I want to go back to knowing nothing

Feb 21, 2005 13:12

I had a great valentines day with Amber. It made me think, she still hasn't figured out what she's doing after school is out, and I told her a little about me staying here and being a paramedic. I keep getting stuck between is it fair to ask her to stay and I want her to stay with me. I think I want to ask her to stay, Amber knows what Sunnydale is like, she can tell me to go to hell she's going somewhere safer but I want to know.

It's presidents day, no school today, so I'm wandering around trying out all these internal conversations with myself. First I want to ask Amber to stay, and um stay with me. Which is scary to me, I have issues but I think it's time to get over them. Then I should probably ask Nick if this is ok if she says yes. You know since he's the other one in the house and all that. Plus it's just one of those days where if I stay in the house another minute I may just go insane. I have all these medical terms and definitions and diagrams stuffed in my head and I need to clear it.



I don't know why I start walking up to the house. I mean it's just an empty house with the door open a little. I live in Sunnydale I should know better than to do this but my feet keep walking until I'm inside and the cool damp darkness of the house surrounds me. The door clicks shut behind me and I think briefly I should be worried about the fact I'm closed in. The house is so quiet I can hear my pulse thudding in my ears. I like the quiet I always have. When things got noisy is when things got dangerous.

Just like that I hear footsteps, crisp footsteps coming down the stairs on the soles of expensive black shoes that are impeccably shined and before I even think about it I'm running down a hallway to hide from them. Hide, be quiet, be still. Don't make a sound or the monster will know you're there.

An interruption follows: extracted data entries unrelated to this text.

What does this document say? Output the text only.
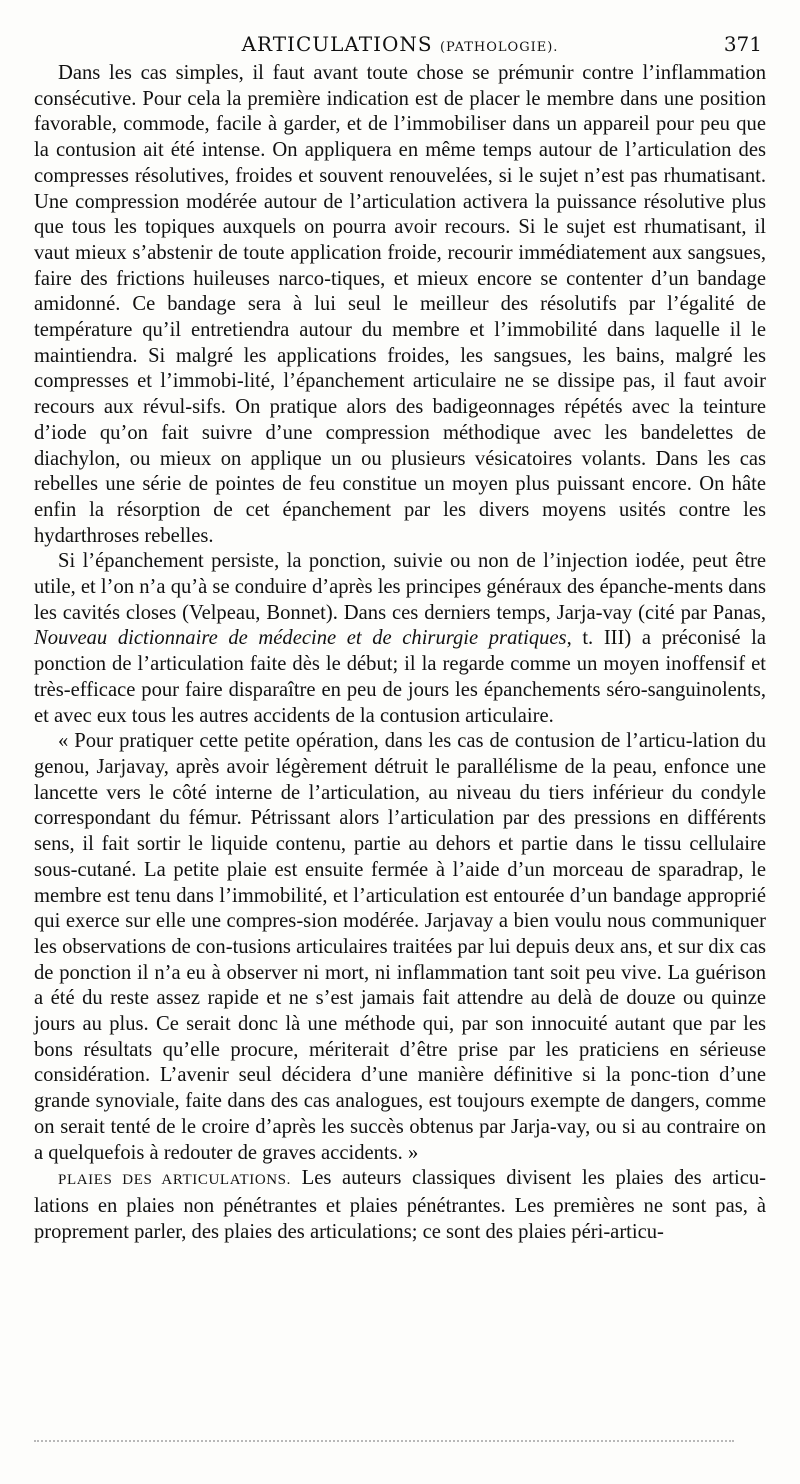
ARTICULATIONS (PATHOLOGIE).	371

Dans les cas simples, il faut avant toute chose se prémunir contre l’inflammation consécutive. Pour cela la première indication est de placer le membre dans une position favorable, commode, facile à garder, et de l’immobiliser dans un appareil pour peu que la contusion ait été intense. On appliquera en même temps autour de l’articulation des compresses résolutives, froides et souvent renouvelées, si le sujet n’est pas rhumatisant. Une compression modérée autour de l’articulation activera la puissance résolutive plus que tous les topiques auxquels on pourra avoir recours. Si le sujet est rhumatisant, il vaut mieux s’abstenir de toute application froide, recourir immédiatement aux sangsues, faire des frictions huileuses narco-tiques, et mieux encore se contenter d’un bandage amidonné. Ce bandage sera à lui seul le meilleur des résolutifs par l’égalité de température qu’il entretiendra autour du membre et l’immobilité dans laquelle il le maintiendra. Si malgré les applications froides, les sangsues, les bains, malgré les compresses et l’immobi-lité, l’épanchement articulaire ne se dissipe pas, il faut avoir recours aux révul-sifs. On pratique alors des badigeonnages répétés avec la teinture d’iode qu’on fait suivre d’une compression méthodique avec les bandelettes de diachylon, ou mieux on applique un ou plusieurs vésicatoires volants. Dans les cas rebelles une série de pointes de feu constitue un moyen plus puissant encore. On hâte enfin la résorption de cet épanchement par les divers moyens usités contre les hydarthroses rebelles.

Si l’épanchement persiste, la ponction, suivie ou non de l’injection iodée, peut être utile, et l’on n’a qu’à se conduire d’après les principes généraux des épanche-ments dans les cavités closes (Velpeau, Bonnet). Dans ces derniers temps, Jarja-vay (cité par Panas, Nouveau dictionnaire de médecine et de chirurgie pratiques, t. III) a préconisé la ponction de l’articulation faite dès le début; il la regarde comme un moyen inoffensif et très-efficace pour faire disparaître en peu de jours les épanchements séro-sanguinolents, et avec eux tous les autres accidents de la contusion articulaire.

« Pour pratiquer cette petite opération, dans les cas de contusion de l’articu-lation du genou, Jarjavay, après avoir légèrement détruit le parallélisme de la peau, enfonce une lancette vers le côté interne de l’articulation, au niveau du tiers inférieur du condyle correspondant du fémur. Pétrissant alors l’articulation par des pressions en différents sens, il fait sortir le liquide contenu, partie au dehors et partie dans le tissu cellulaire sous-cutané. La petite plaie est ensuite fermée à l’aide d’un morceau de sparadrap, le membre est tenu dans l’immobilité, et l’articulation est entourée d’un bandage approprié qui exerce sur elle une compres-sion modérée. Jarjavay a bien voulu nous communiquer les observations de con-tusions articulaires traitées par lui depuis deux ans, et sur dix cas de ponction il n’a eu à observer ni mort, ni inflammation tant soit peu vive. La guérison a été du reste assez rapide et ne s’est jamais fait attendre au delà de douze ou quinze jours au plus. Ce serait donc là une méthode qui, par son innocuité autant que par les bons résultats qu’elle procure, mériterait d’être prise par les praticiens en sérieuse considération. L’avenir seul décidera d’une manière définitive si la ponc-tion d’une grande synoviale, faite dans des cas analogues, est toujours exempte de dangers, comme on serait tenté de le croire d’après les succès obtenus par Jarja-vay, ou si au contraire on a quelquefois à redouter de graves accidents. »

PLAIES DES ARTICULATIONS. Les auteurs classiques divisent les plaies des articu-lations en plaies non pénétrantes et plaies pénétrantes. Les premières ne sont pas, à proprement parler, des plaies des articulations; ce sont des plaies péri-articu-
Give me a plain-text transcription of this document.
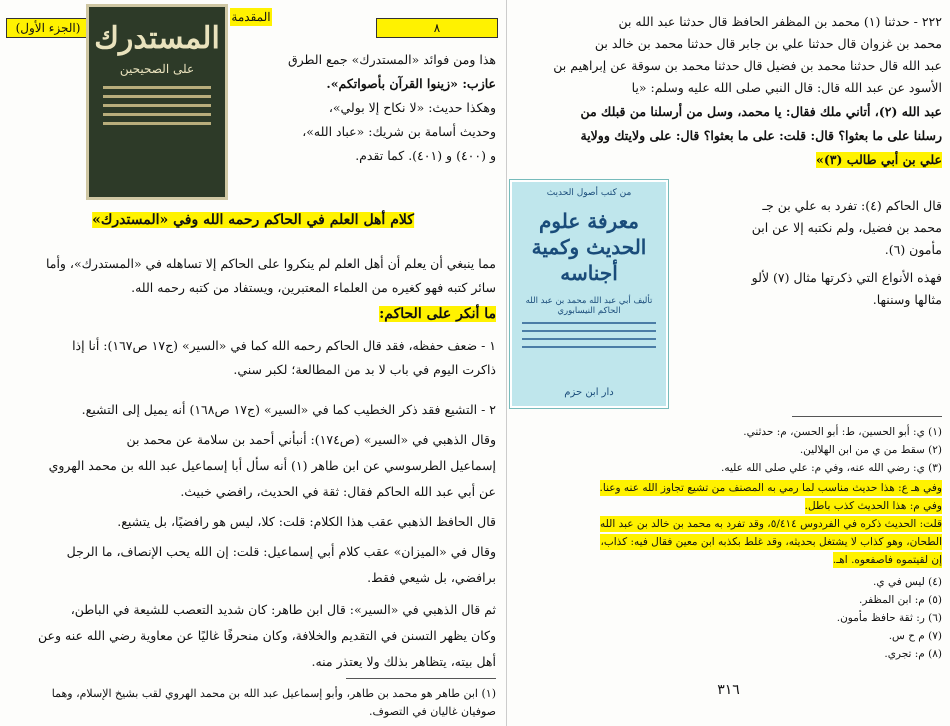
(الجزء الأول)	٨
المقدمة
المستدرك
على الصحيحين
هذا ومن فوائد «المستدرك» جمع الطرق
عازب: «زينوا القرآن بأصواتكم».
وهكذا حديث: «لا نكاح إلا بولي»،
وحديث أسامة بن شريك: «عباد الله»،
و (٤٠٠) و (٤٠١). كما تقدم.
كلام أهل العلم في الحاكم رحمه الله وفي «المستدرك»
مما ينبغي أن يعلم أن أهل العلم لم ينكروا على الحاكم إلا تساهله في «المستدرك»، وأما
سائر كتبه فهو كغيره من العلماء المعتبرين، ويستفاد من كتبه رحمه الله.
ما أنكر على الحاكم:
١ - ضعف حفظه، فقد قال الحاكم رحمه الله كما في «السير» (ج١٧ ص١٦٧): أنا إذا
ذاكرت اليوم في باب لا بد من المطالعة؛ لكبر سني.
٢ - التشيع فقد ذكر الخطيب كما في «السير» (ج١٧ ص١٦٨) أنه يميل إلى التشيع.
وقال الذهبي في «السير» (ص١٧٤): أنبأني أحمد بن سلامة عن محمد بن
إسماعيل الطرسوسي عن ابن طاهر (١) أنه سأل أبا إسماعيل عبد الله بن محمد الهروي
عن أبي عبد الله الحاكم فقال: ثقة في الحديث، رافضي خبيث.
قال الحافظ الذهبي عقب هذا الكلام: قلت: كلا، ليس هو رافضيًا، بل يتشيع.
وقال في «الميزان» عقب كلام أبي إسماعيل: قلت: إن الله يحب الإنصاف، ما الرجل
برافضي، بل شيعي فقط.
ثم قال الذهبي في «السير»: قال ابن طاهر: كان شديد التعصب للشيعة في الباطن،
وكان يظهر التسنن في التقديم والخلافة، وكان منحرفًا غاليًا عن معاوية رضي الله عنه وعن
أهل بيته، يتظاهر بذلك ولا يعتذر منه.
(١) ابن طاهر هو محمد بن طاهر، وأبو إسماعيل عبد الله بن محمد الهروي لقب بشيخ الإسلام، وهما
صوفيان غاليان في التصوف.
٢٢٢ - حدثنا (١) محمد بن المظفر الحافظ قال حدثنا عبد الله بن
محمد بن غزوان قال حدثنا علي بن جابر قال حدثنا محمد بن خالد بن
عبد الله قال حدثنا محمد بن فضيل قال حدثنا محمد بن سوقة عن إبراهيم بن
الأسود عن عبد الله قال: قال النبي صلى الله عليه وسلم: «يا
عبد الله (٢)، أتاني ملك فقال: يا محمد، وسل من أرسلنا من قبلك من
رسلنا على ما بعثوا؟ قال: قلت: على ما بعثوا؟ قال: على ولايتك وولاية
علي بن أبي طالب (٣)»
قال الحاكم (٤): تفرد به علي بن جـ
محمد بن فضيل، ولم نكتبه إلا عن ابن
مأمون (٦).
فهذه الأنواع التي ذكرتها مثال (٧) لألو
مثالها وسننها.
(١) ي: أبو الحسين، ط: أبو الحسن، م: حدثني.
(٢) سقط من ي من ابن الهلالين.
(٣) ي: رضي الله عنه، وفي م: علي صلى الله عليه.
وفي هـ ع: هذا حديث مناسب لما رمي به المصنف من تشيع تجاوز الله عنه وعنا.
وفي م: هذا الحديث كذب باطل.
قلت: الحديث ذكره في الفردوس ٥/٤١٤، وقد تفرد به محمد بن خالد بن عبد الله
الطحان، وهو كذاب لا يشتغل بحديثه، وقد غلط بكذبه ابن معين فقال فيه: كذاب،
إن لقيتموه فاصفعوه. اهـ.
(٤) ليس في ي.
(٥) م: ابن المظفر.
(٦) ر: ثقة حافظ مأمون.
(٧) م ح س.
(٨) م: تجري.
٣١٦
من كتب أصول الحديث
معرفة علوم الحديث وكمية أجناسه
تأليف أبي عبد الله محمد بن عبد الله الحاكم النيسابوري
دار ابن حزم
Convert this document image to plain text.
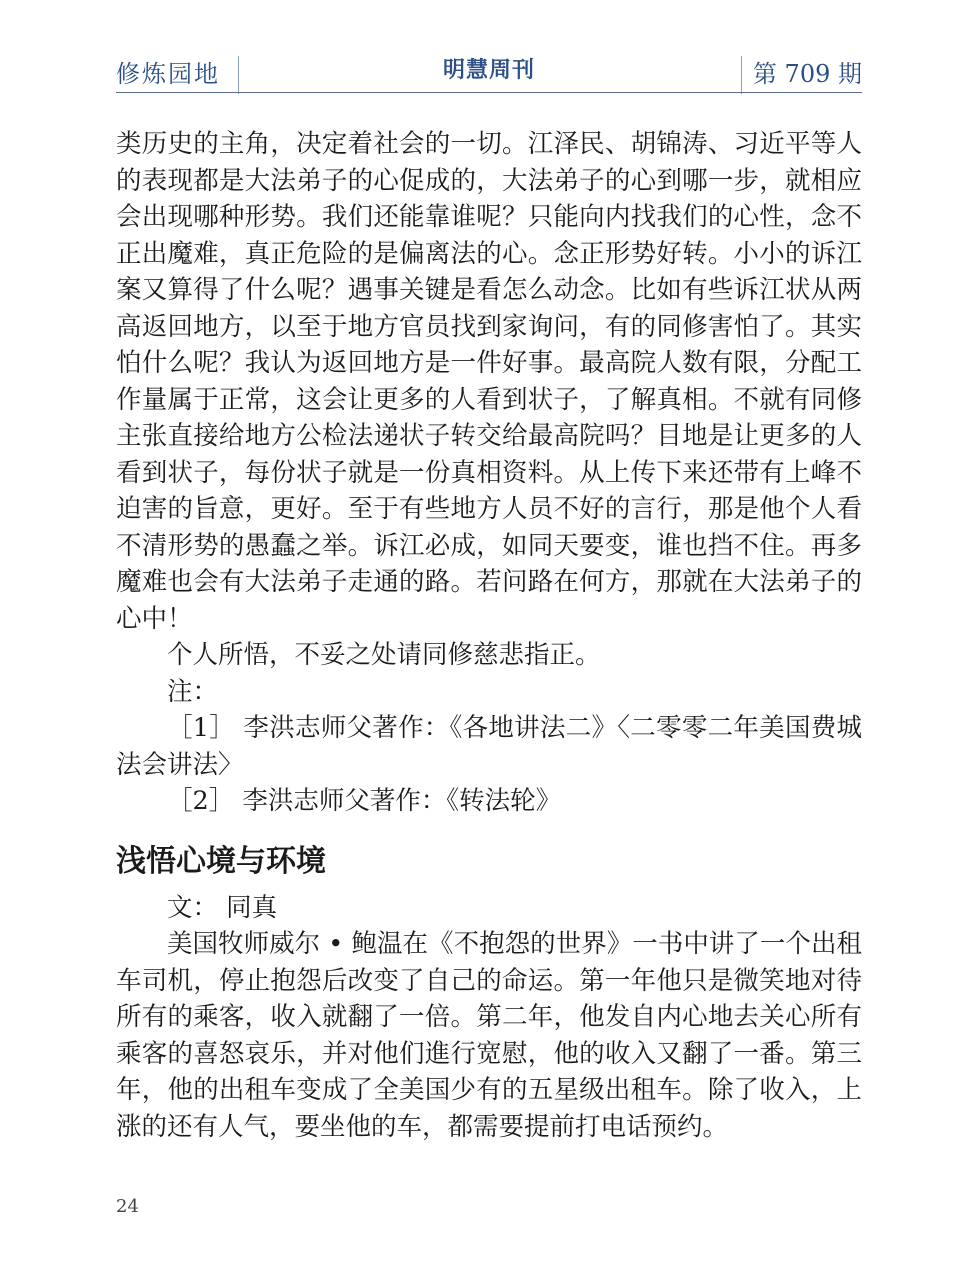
修炼园地	明慧周刊	第 709 期

类历史的主角，决定着社会的一切。江泽民、胡锦涛、习近平等人的表现都是大法弟子的心促成的，大法弟子的心到哪一步，就相应会出现哪种形势。我们还能靠谁呢？只能向内找我们的心性，念不正出魔难，真正危险的是偏离法的心。念正形势好转。小小的诉江案又算得了什么呢？遇事关键是看怎么动念。比如有些诉江状从两高返回地方，以至于地方官员找到家询问，有的同修害怕了。其实怕什么呢？我认为返回地方是一件好事。最高院人数有限，分配工作量属于正常，这会让更多的人看到状子，了解真相。不就有同修主张直接给地方公检法递状子转交给最高院吗？目地是让更多的人看到状子，每份状子就是一份真相资料。从上传下来还带有上峰不迫害的旨意，更好。至于有些地方人员不好的言行，那是他个人看不清形势的愚蠢之举。诉江必成，如同天要变，谁也挡不住。再多魔难也会有大法弟子走通的路。若问路在何方，那就在大法弟子的心中！

个人所悟，不妥之处请同修慈悲指正。

注：

［1］ 李洪志师父著作：《各地讲法二》〈二零零二年美国费城法会讲法〉

［2］ 李洪志师父著作：《转法轮》

浅悟心境与环境

文： 同真

美国牧师威尔 • 鲍温在《不抱怨的世界》一书中讲了一个出租车司机，停止抱怨后改变了自己的命运。第一年他只是微笑地对待所有的乘客，收入就翻了一倍。第二年，他发自内心地去关心所有乘客的喜怒哀乐，并对他们進行宽慰，他的收入又翻了一番。第三年，他的出租车变成了全美国少有的五星级出租车。除了收入，上涨的还有人气，要坐他的车，都需要提前打电话预约。

24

The closet is the same one I hid in when I could hear Larry looking for me. The same stack of toys and clothes I would try to mold myself behind and I bury my face there wishing under my breath that this time he wouldn't look here, he would get distracted fight with Mona just not look.

The door is flung open and the light stabs at my eyes, I don't cry, I know better than to cry, it makes him more angry to see tears, that his strange girly son who fucks around with art is crying might put me in the hospital again. His hand is crushing my wrist and he's shaking me. I dont' know why he's mad, I never know I just try to stay small and shrink into myself to not be noticed.

Then I see Nick and Amber and Tres, they're watching Larry and me with wide unbelieving eyes and I think for a minute it's all ok, I'm safe now. Until they turn away in disgust from me, my own parents hate me, why did I think they would be there for me? It kills me to see the looks on their faces and the tears start. I know I shouldn't but I can't stop them from spilling down my face.

Larry wraps his hands around my neck and slams me against a wall, "STOP CRYING! I TOLD YOU NEVER TO CRY!" Didn't he die? Haven't I already done this once? The sensation of my head hitting the wall and the spots from the lack of air are so familiar. That strange blonde lady killed him, I wished him dead and she did it for me. The black has almost taken over my vision when I manage to pry his fingers off my throat and fall to the floor. All I can do is lay there gasping for air.

The house is quiet and dead again, the dust on the floor has only been disturbed by me and I scramble to my feet running for the door before Mona and Larry come back, hitting the door and emerging into the air outside is like a band has been taken off my heart.

I pause with my hand on the doorknob, what the fuck am I doing? Going into the empty house? I might as well tattoo eat me on my forehead and get it over with. Nick and Tres would so laugh at me for doing this after all the lectures I give Nick about being careful. And Amber would be causticly sarcastic and I'd deserve it.

I'd better go be thoughtful speech practising boy at home.